The belief that small businesses face less risk from hackers is not only false but dangerous, according to Kaspersky Lab, the world’s largest privately-held vendor of endpoint protection solutions. Cyber-criminals often target small businesses expressly because small businesses generally pay insufficient attention to data protection.
Adding more complexity, these businesses increasingly are allowing employees to use personal devices on the company network. In 2014, 64 percent of companies permitted such use, according to a Kaspersky survey. Other top priorities for security at small companies are customers’ personal information (25 percent), payment requisites (13 percent) and trade secrets (12 percent), the survey added.
Despite these diversified data sets, small businesses skimp on security, installing basic protection systems, such as free anti-malware products.
Konstantin Voronkov, head of endpoint product management at Kaspersky Lab, explains: “Being small doesn’t mean [you are] less noticeable by cyber-criminals. It’s very important for businesses to pay more attention to ensuring their cyber-security.”
In fact, online security for small businesses was debated in Congress last week, the Washington Post reported. And the gist is that small business owners should make every effort to protect themselves in today’s rapidly changing digital environment.
Under consideration is legislation designed to “better shield corporations and governments from cyber-criminals,” though “some experts worry the bills wouldn’t go far enough to protect and educate small businesses.”
“It would be a step in the right direction, but not a panacea,” Todd McCracken, president of the National Small Business Association, said during a House Small Business Committee hearing. He added, “Cyber-security has emerged as a significant problem and concern for the small-business community. Sharing cyber-security information is useful, but what small businesses really need is to know how to use that information.”

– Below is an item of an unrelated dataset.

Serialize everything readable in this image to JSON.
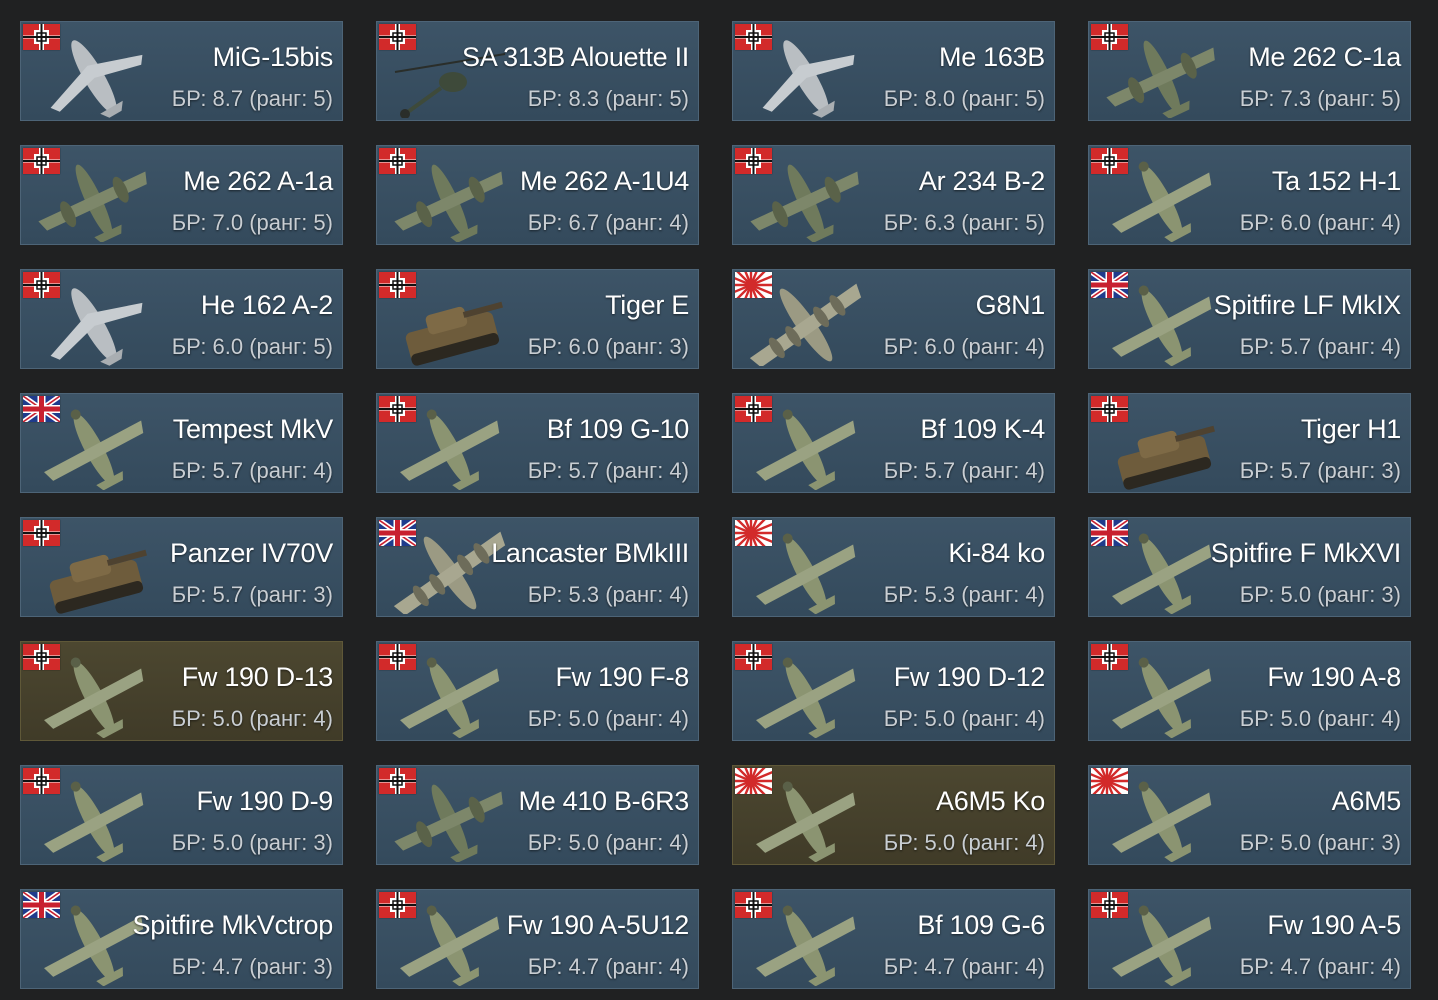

McCracken’s position is that government efforts to stop cyber-attacks should include a more prominent move to help small businesses better detect and handle hacker attacks. Cyber criminals know small businesses “are ill-prepared to defend themselves.”
“There needs to be an education component to all this,” Dan Berger, president of the National Association of Federal Credit Unions based in Arlington, Va., said during the hearing. His group has long called for a national set of data security standards for retailers and merchants, which would give business owners clear direction for how to store and protect their information, as well as uniform guidelines for responding to a data breach.
Added Jane LeClair, chief operating officer at the National Cybersecurity Institute at Excelsior College in Washington, D.C.: “Often, small businesses don’t even know they have been attacked until it is too late.” LeClair later pointed to surveys showing that most small companies that fall victim to a serious cyber-attack don’t recover; 60 percent of them go out of business.